Detoxing in Costa Rica: Family Style

Good morning. I am sitting in a small open balcony with white marbled 12 x 12 tiles. There are mountains all around me with a volcano in the background. The worker ants are carrying bits of nonsense back to their queen. A howler monkey made his presence known by screaming at me while keeping his location a secret. The Heliconia are still mostly closed waiting for a burst of sunshine so they can spread their petals wide and magenta. I am on a family vacation in Costa Rica.

I have had three sips of coffee, almost a pack of Marlboros and a Power Aide over the past three days. No food, ice coffee or weed since we arrived on Sunday. I have had to avoid the smell of food – which isn’t easy unless you hide in bed. Thank God my brother-in-law came with us so at least my husband wouldn’t be alone in entertaining the kids.

{I am also glad my husband has somebody to bounce his worries about me off of}

I really do like to travel. I have big dreams of going to Africa and India. Half of the problem is that I don’t like being away from home. I don’t know why and it has always been like this. I end up sick and in bed.

{Real great travel partner!}

When I was fifteen or sixteen, we went on a camping trip in school. Like, twelve of us up to the mountains. It was a four-hour drive and we laughed and had a great time on the way up. I was very anorexic at the time and had of course my own way of coping with the world. We got to our cabin, played some games, people ate food and made the campfire to chill and get ready for bed. That’s when I decided I had to go home. Not tomorrow, not in a few days. Now. I asked, I cried, I paced and I tried to come up with a better solution than stomping my feet and saying I’m going to kill myself. That is what ended up working. It wasn’t the first time I left a vacation. The firs time I was 12 and in Washington DC with my father, brother and sister. I stayed for a day and then he let me get on a train back home.
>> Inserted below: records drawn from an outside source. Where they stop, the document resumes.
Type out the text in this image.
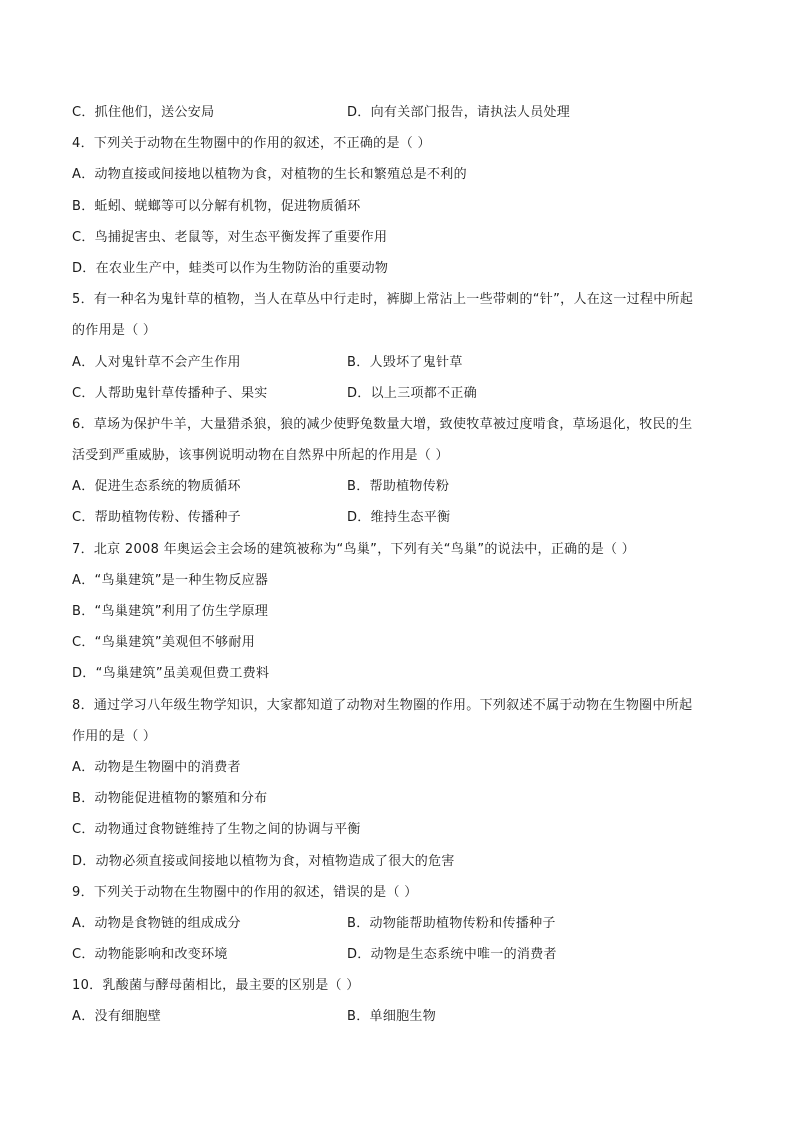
C．抓住他们，送公安局	D．向有关部门报告，请执法人员处理
4．下列关于动物在生物圈中的作用的叙述，不正确的是（ ）
A．动物直接或间接地以植物为食，对植物的生长和繁殖总是不利的
B．蚯蚓、蜣螂等可以分解有机物，促进物质循环
C．鸟捕捉害虫、老鼠等，对生态平衡发挥了重要作用
D．在农业生产中，蛙类可以作为生物防治的重要动物
5．有一种名为鬼针草的植物，当人在草丛中行走时，裤脚上常沾上一些带刺的“针”，人在这一过程中所起
的作用是（ ）
A．人对鬼针草不会产生作用	B．人毁坏了鬼针草
C．人帮助鬼针草传播种子、果实	D．以上三项都不正确
6．草场为保护牛羊，大量猎杀狼，狼的减少使野兔数量大增，致使牧草被过度啃食，草场退化，牧民的生
活受到严重威胁，该事例说明动物在自然界中所起的作用是（ ）
A．促进生态系统的物质循环	B．帮助植物传粉
C．帮助植物传粉、传播种子	D．维持生态平衡
7．北京 2008 年奥运会主会场的建筑被称为“鸟巢”，下列有关“鸟巢”的说法中，正确的是（ ）
A．“鸟巢建筑”是一种生物反应器
B．“鸟巢建筑”利用了仿生学原理
C．“鸟巢建筑”美观但不够耐用
D．“鸟巢建筑”虽美观但费工费料
8．通过学习八年级生物学知识，大家都知道了动物对生物圈的作用。下列叙述不属于动物在生物圈中所起
作用的是（ ）
A．动物是生物圈中的消费者
B．动物能促进植物的繁殖和分布
C．动物通过食物链维持了生物之间的协调与平衡
D．动物必须直接或间接地以植物为食，对植物造成了很大的危害
9．下列关于动物在生物圈中的作用的叙述，错误的是（ ）
A．动物是食物链的组成成分	B．动物能帮助植物传粉和传播种子
C．动物能影响和改变环境	D．动物是生态系统中唯一的消费者
10．乳酸菌与酵母菌相比，最主要的区别是（ ）
A．没有细胞壁	B．单细胞生物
I shake my head at that now – but at the time it was fine. I remember stopping in Penn Station all alone and some conductor or something bought me a slice of pizza and put me in a little area of the train. I can’t imagine doing that with my child this day in age. But my father was not a man who could deal with anything uncomfortable and I obviously was baffling to him. So he sent me home when I said I wanted to leave.

I am not going to leave my family today.

My daughter very sweetly said, “Mom – please don’t go back to America, I want you to stay, you can rest.”

I am going to stay with my kids. I opted to not go on the zip line this morning, though filled with guilt that I am not living up to my children’s expectations. I will walk with my children on a nature path later on the ground. It’s okay. I am doing the best I can today.

“Your task is not to seek for love, but merely to seek and find all the barriers within yourself that you have built against it.” Rumi.